Conditional command pattern

Question

I have an abstraction that defines something like a command pattern,

interface Participant {
    void proceed();
}

Participants are grouped in a collection and are called all together. But each Participant in the group doesn't have to participate in a certain call due to certain conditions.

I wanted to add an allowance method to my abstraction. The idea is that the caller can ask the Participant if it should be called or not, before calling proceed().

Is this the right approach? Maybe that determining the conditions for the allowance could require very expensive calculations, that later would needed to be performed again in proceed(). If the implementation has to be stateless, it would not be possible to save the calculation between the two calls, and the performance would be impacted.

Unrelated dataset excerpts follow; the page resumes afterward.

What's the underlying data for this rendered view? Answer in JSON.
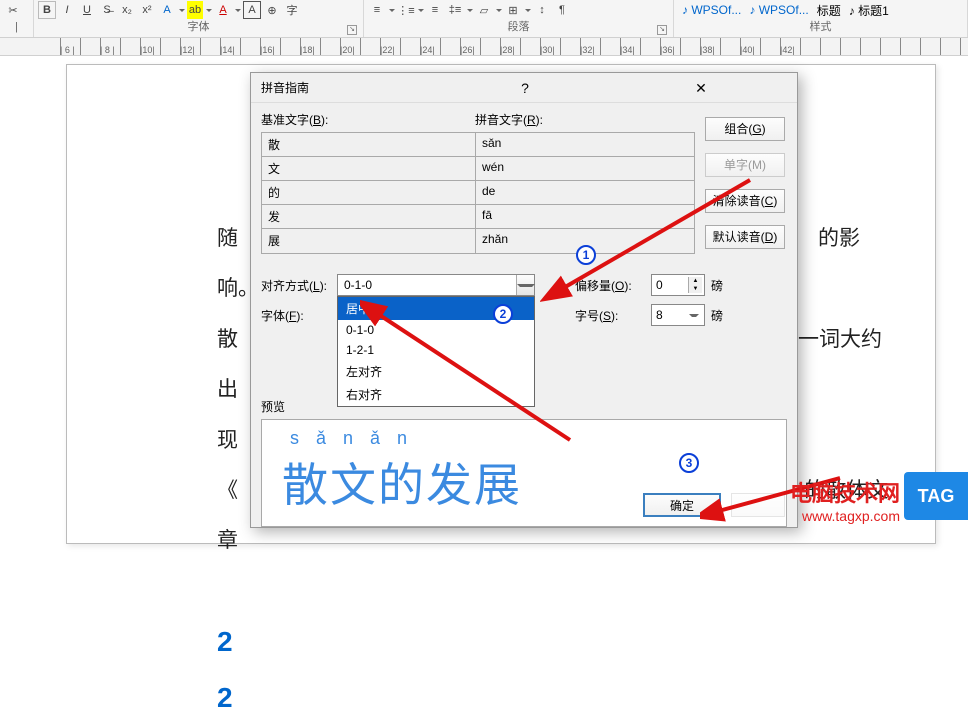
{
  "ribbon": {
    "font_group": "字体",
    "paragraph_group": "段落",
    "styles_group": "样式",
    "style_wps1": "WPSOf...",
    "style_wps2": "WPSOf...",
    "style_title": "标题",
    "style_title1": "标题1"
  },
  "ruler_marks": [
    "6",
    "8",
    "10",
    "12",
    "14",
    "16",
    "18",
    "20",
    "22",
    "24",
    "26",
    "28",
    "30",
    "32",
    "34",
    "36",
    "38",
    "40",
    "42"
  ],
  "document": {
    "line1_left": "随",
    "line1_right": "的影响。",
    "line2_left": "散",
    "line2_right": "一词大约出",
    "line3_left": "现",
    "line4_left": "《",
    "line4_right": "¹的散体文",
    "line5_left": "章",
    "heading_num_a": "2",
    "heading_num_b": "2"
  },
  "dialog": {
    "title": "拼音指南",
    "help": "?",
    "base_label": "基准文字(B):",
    "ruby_label": "拼音文字(R):",
    "rows": [
      {
        "base": "散",
        "ruby": "sǎn"
      },
      {
        "base": "文",
        "ruby": "wén"
      },
      {
        "base": "的",
        "ruby": "de"
      },
      {
        "base": "发",
        "ruby": "fā"
      },
      {
        "base": "展",
        "ruby": "zhǎn"
      }
    ],
    "btn_combine": "组合(G)",
    "btn_single": "单字(M)",
    "btn_clear": "清除读音(C)",
    "btn_default": "默认读音(D)",
    "align_label": "对齐方式(L):",
    "align_value": "0-1-0",
    "align_options": [
      "居中",
      "0-1-0",
      "1-2-1",
      "左对齐",
      "右对齐"
    ],
    "offset_label": "偏移量(O):",
    "offset_value": "0",
    "offset_unit": "磅",
    "font_label": "字体(F):",
    "size_label": "字号(S):",
    "size_value": "8",
    "size_unit": "磅",
    "preview_label": "预览",
    "preview_pinyin": "s  ǎ  n                             ǎ n",
    "preview_hanzi": "散文的发展",
    "btn_ok": "确定"
  },
  "watermark": {
    "title": "电脑技术网",
    "url": "www.tagxp.com"
  },
  "tag": "TAG"
}
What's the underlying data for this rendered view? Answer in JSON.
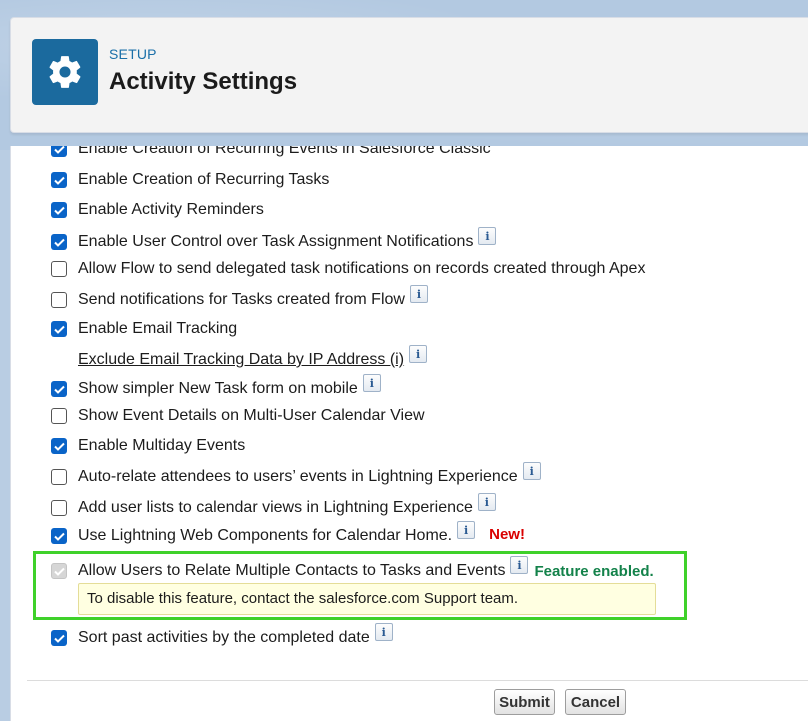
{
  "header": {
    "eyebrow": "SETUP",
    "title": "Activity Settings",
    "icon": "gear-icon"
  },
  "settings": [
    {
      "label": "Enable Creation of Recurring Events in Salesforce Classic",
      "checked": true,
      "info": false
    },
    {
      "label": "Enable Creation of Recurring Tasks",
      "checked": true,
      "info": false
    },
    {
      "label": "Enable Activity Reminders",
      "checked": true,
      "info": false
    },
    {
      "label": "Enable User Control over Task Assignment Notifications",
      "checked": true,
      "info": true
    },
    {
      "label": "Allow Flow to send delegated task notifications on records created through Apex",
      "checked": false,
      "info": false
    },
    {
      "label": "Send notifications for Tasks created from Flow",
      "checked": false,
      "info": true
    },
    {
      "label": "Enable Email Tracking",
      "checked": true,
      "info": false
    },
    {
      "label": "Exclude Email Tracking Data by IP Address (i)",
      "link": true,
      "info": true
    },
    {
      "label": "Show simpler New Task form on mobile",
      "checked": true,
      "info": true
    },
    {
      "label": "Show Event Details on Multi-User Calendar View",
      "checked": false,
      "info": false
    },
    {
      "label": "Enable Multiday Events",
      "checked": true,
      "info": false
    },
    {
      "label": "Auto-relate attendees to users’ events in Lightning Experience",
      "checked": false,
      "info": true
    },
    {
      "label": "Add user lists to calendar views in Lightning Experience",
      "checked": false,
      "info": true
    },
    {
      "label": "Use Lightning Web Components for Calendar Home.",
      "checked": true,
      "info": true,
      "badge": "New!"
    },
    {
      "label": "Allow Users to Relate Multiple Contacts to Tasks and Events",
      "checked": true,
      "disabled": true,
      "info": true,
      "status": "Feature enabled."
    },
    {
      "label": "Sort past activities by the completed date",
      "checked": true,
      "info": true
    }
  ],
  "info_glyph": "i",
  "disable_note": "To disable this feature, contact the salesforce.com Support team.",
  "buttons": {
    "submit": "Submit",
    "cancel": "Cancel"
  },
  "colors": {
    "accent": "#0a64c8",
    "header_icon_bg": "#1b6a9e",
    "highlight": "#3fd12a",
    "new_badge": "#d90000",
    "enabled_status": "#13824a"
  }
}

By the way, if this is an acceptable approach, I would need a clear name for the allowance function. I thought about canProceed() but I wanted to avoid repeating the name of the action, and a simple can() seemed vague to me. Are there usual naming conventions for this kind of function?

Answer 1

The problem

Lets look at the analogy with the Command pattern:

• A Client creates objects of classes that that implement the Participant (similar to Command). For convenience, let's call one of these classes ConcreteParticipant.
• The ConcreteParticipant object knows all the context, such as receiver to perform its duties and proceed() (similar to execute() in the command pattern). This context may be provided at construction or later, but before any invocation.
• The invoker object is a little more complex, since it has a collection of Participant, This may be let's take for example ConcreteParticipant have all the necessary context (e.g. receiver in the command pattern) to perform the calculation of the conditions and proceed().
• The conditions that say if the Participant must proceed() is not calculated by the invoker, but by the Participant itself.

Your initial approach

Your first approach is to expose the Participant condition determination and let the invoker do the filtering:

//PSEUDO CODE:  I'm not Java fluent...

interface Participant {
    void proceed();
    boolean isApplicable();  // but why?
}

// in the invoker:  

for (Participant p: participants) {
    if (p.isApplicable()) 
       p.proceed();
}

What's the benefit of such approach? If the Participant determines itself if the condition applies (and perhaps some are even unconditional) it makes no sense to let another class deciede.

Keep it simple!

According to the principle of least knowledge and sound separation of concerns, and unless there are reasons you forget to tell about, you should not expose the condition.

Instead, you should trust the participant to work only if necessary:

interface Participant {
    void proceed();
}
class ConcreteParticipant implements Participant {
    private bolean isApplicable() { ... }  // no longer explosed in the interface
    public void proceed() { 
        if (isApplicable()) {
            ...
        }
    }
}  
class ConcreteUnconditionalParticipant implements Participant {
    public void proceed() { 
        doItAnyway(); 
    }
}  

With this approach you no longer have any performance issue of redoing twice the same time-consuming operation: you may refactor the code without changing the interface:

class OtherConcreteParticipant implements Participant {
    private ComplexResult prepareCondition() { ...} 
    private bolean isApplicable (ComplexResult r) { ... }  // stateless :-) 
    public void proceed() { 
        ComplexResult r = prepareCondition(); 
        if (isApplicable(r)) {
            ... // here you may reuse r.  
        }
    }
}  

And you have no longer a naming issue either ;-)

Need tighter control?

If the invoker must do some bookkeeping, for example counting the number of participants that contributed, you could change slightly your interface:

interface TalkativeParticipant {
    boolean proceed();  // return true if it was active, and false if not applicable.
}

Note that this approach would also allow you more elaborate decisions on invoking participants:

• you could easily stop the calls after the first participant did work.
• or stop the calls after the first that did not work

Remark: The first result could also be achieved using a chain of responsibility pattern. But chain of responsibility would require each Participant to know its successor. THis is a very different situation than what you described. The collection of participants seems easier to manage.